You only have an interest in what was earned during the marriage (and appreciated value from those contributions), but if your soon-to-be ex goes on to work for many, many more years, or to contribute more post-divorce, or had already contributed a lot before you were married, well, your interest may be correspondingly somewhat small.
In the case of a pension, if you were only married for 5 or 6 years out of a 30 year career, well, your interest is relatively small, too. But that doesn’t mean it doesn’t exist.
It’s possible that it’s small enough – or that your accounts in your own name are worth enough – that you might waive your interest in these things, but a (good) attorney will never tell you to do that without at least encouraging you to try to figure out what your interest is worth.
So, why does this ten year myth exist?
Well, there is good reason for the ten year myth.
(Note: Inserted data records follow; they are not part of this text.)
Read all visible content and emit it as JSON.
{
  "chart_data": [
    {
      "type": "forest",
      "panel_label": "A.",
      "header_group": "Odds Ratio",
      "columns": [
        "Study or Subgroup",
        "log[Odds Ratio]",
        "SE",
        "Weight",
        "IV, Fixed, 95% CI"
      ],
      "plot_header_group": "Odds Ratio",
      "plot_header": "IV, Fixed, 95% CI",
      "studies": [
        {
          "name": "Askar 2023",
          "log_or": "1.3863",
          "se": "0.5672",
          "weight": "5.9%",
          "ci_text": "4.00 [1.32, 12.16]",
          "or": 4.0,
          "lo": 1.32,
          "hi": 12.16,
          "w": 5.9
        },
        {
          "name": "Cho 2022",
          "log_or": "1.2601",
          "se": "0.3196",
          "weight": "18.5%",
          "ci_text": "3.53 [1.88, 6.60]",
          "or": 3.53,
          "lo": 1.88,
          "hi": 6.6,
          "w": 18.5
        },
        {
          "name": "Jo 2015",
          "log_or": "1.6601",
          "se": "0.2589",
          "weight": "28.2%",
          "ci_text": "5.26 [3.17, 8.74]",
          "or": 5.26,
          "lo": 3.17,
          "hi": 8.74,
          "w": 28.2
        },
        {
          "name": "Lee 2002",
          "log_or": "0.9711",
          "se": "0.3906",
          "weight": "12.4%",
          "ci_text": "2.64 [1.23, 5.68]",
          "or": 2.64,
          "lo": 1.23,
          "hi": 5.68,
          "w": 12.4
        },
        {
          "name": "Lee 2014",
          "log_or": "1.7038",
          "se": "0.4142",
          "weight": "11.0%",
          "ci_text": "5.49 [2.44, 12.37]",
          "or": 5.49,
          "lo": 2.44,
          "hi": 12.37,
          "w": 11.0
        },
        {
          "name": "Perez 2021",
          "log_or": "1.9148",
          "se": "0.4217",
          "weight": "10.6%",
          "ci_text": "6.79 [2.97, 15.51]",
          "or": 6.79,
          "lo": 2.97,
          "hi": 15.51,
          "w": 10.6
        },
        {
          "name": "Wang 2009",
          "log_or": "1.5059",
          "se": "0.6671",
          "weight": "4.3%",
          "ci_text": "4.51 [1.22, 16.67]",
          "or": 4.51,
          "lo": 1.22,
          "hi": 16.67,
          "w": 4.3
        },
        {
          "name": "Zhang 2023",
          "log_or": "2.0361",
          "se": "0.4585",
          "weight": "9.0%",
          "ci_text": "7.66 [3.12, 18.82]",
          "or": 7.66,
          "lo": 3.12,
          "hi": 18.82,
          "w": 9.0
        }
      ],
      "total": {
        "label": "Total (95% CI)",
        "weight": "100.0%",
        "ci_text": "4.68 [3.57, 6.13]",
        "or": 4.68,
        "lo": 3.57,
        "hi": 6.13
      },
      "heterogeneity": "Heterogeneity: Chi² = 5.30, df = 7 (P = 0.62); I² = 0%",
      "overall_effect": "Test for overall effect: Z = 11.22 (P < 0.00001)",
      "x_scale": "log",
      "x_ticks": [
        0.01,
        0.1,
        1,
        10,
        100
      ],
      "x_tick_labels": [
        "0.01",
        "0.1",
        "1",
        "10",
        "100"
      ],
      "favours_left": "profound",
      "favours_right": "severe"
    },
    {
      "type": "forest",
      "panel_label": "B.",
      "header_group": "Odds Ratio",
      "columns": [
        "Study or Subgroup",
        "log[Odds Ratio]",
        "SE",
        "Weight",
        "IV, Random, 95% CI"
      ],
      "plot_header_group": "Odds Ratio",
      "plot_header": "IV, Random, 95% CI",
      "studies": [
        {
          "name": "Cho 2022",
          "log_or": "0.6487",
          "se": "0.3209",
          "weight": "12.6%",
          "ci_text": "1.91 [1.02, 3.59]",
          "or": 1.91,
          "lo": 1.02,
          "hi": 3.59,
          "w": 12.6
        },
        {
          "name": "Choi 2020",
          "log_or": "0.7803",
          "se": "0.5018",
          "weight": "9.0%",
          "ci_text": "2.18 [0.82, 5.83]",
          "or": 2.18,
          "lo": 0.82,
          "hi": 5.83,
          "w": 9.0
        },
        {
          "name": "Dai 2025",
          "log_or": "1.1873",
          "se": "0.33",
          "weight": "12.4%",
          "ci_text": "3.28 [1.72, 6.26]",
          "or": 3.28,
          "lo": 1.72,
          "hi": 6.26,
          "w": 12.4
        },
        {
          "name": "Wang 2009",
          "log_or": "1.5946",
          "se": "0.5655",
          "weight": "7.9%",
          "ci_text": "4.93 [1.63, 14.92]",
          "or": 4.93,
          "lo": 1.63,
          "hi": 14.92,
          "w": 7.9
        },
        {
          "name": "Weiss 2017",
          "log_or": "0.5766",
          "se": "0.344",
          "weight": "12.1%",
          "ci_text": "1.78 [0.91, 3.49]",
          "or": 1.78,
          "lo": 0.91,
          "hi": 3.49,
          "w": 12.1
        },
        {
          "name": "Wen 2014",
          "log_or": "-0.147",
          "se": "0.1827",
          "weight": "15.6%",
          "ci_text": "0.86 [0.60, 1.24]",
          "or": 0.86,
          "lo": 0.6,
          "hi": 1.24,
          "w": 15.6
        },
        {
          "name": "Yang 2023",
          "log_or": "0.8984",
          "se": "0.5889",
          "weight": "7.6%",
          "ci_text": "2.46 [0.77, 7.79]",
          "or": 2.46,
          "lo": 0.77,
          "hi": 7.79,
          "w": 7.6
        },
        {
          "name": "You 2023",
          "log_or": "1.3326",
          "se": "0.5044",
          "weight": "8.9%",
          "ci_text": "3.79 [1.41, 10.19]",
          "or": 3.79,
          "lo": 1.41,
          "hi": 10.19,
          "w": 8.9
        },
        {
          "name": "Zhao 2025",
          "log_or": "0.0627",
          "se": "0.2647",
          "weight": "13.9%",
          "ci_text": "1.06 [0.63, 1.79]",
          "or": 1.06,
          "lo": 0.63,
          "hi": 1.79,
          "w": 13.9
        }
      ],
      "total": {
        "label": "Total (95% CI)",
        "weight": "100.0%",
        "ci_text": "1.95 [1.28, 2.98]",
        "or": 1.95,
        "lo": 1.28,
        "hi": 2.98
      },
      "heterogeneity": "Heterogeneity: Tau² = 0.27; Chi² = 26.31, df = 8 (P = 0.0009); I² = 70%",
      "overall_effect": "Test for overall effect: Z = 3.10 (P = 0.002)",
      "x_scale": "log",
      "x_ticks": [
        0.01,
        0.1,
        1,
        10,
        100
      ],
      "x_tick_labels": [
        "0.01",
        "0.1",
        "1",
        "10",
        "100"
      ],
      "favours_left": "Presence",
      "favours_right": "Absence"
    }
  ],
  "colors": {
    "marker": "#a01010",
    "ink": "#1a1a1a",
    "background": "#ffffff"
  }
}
In the military, if you haven’t been married for ten years, then you don’t qualify for direct pay from DFAS. That means that, once your ex husband retires, you won’t receive your portion of the retirement directly from DFAS; your husband will receive his portion and then he’ll forward yours on to you. It’s a bit of an annoyance but the most important takeaway here is that this doesn’t mean you don’t have an interest. You do.
There’s also social security, which does require that you be married for ten years before you have the option to elect to receive your portion of his benefit. For a number of Americans, this is the only “retirement” they’ll have, so I can understand the confusion. Social security, though, is a federal program and it is federally regulated. It’s not something that we handle or divide in divorce. In fact, if you opt to receive your portion of his benefit – as opposed to your own – it doesn’t cost him anything. It doesn’t change his social security benefit.
It’s not something that we have to divide in divorce. In fact, it doesn’t really come up in divorce at all. In our separation agreements, we just have a general clause that says something like that nothing in the agreement is intended to modify any entitlement that either spouse has under social security. That’s it.
For these purposes, social security isn’t really retirement – or, at least, it’s not a private, individual retirement account that is divisible in divorce. So, although for social security purposes you must be married for this period to qualify to receive those benefits, there is no such qualification required in order to receive your portion of the retirement accounts – pensions, 401(k)s, IRAs, etc – that were invested in during the marriage.
It’s really these two things – the direct pay bit and the social security bit – that leaves people confused. But it is important to know that you are entitled to the retirement that was earned during the marriage, as well as any increase in value during that time, as part of your divorce.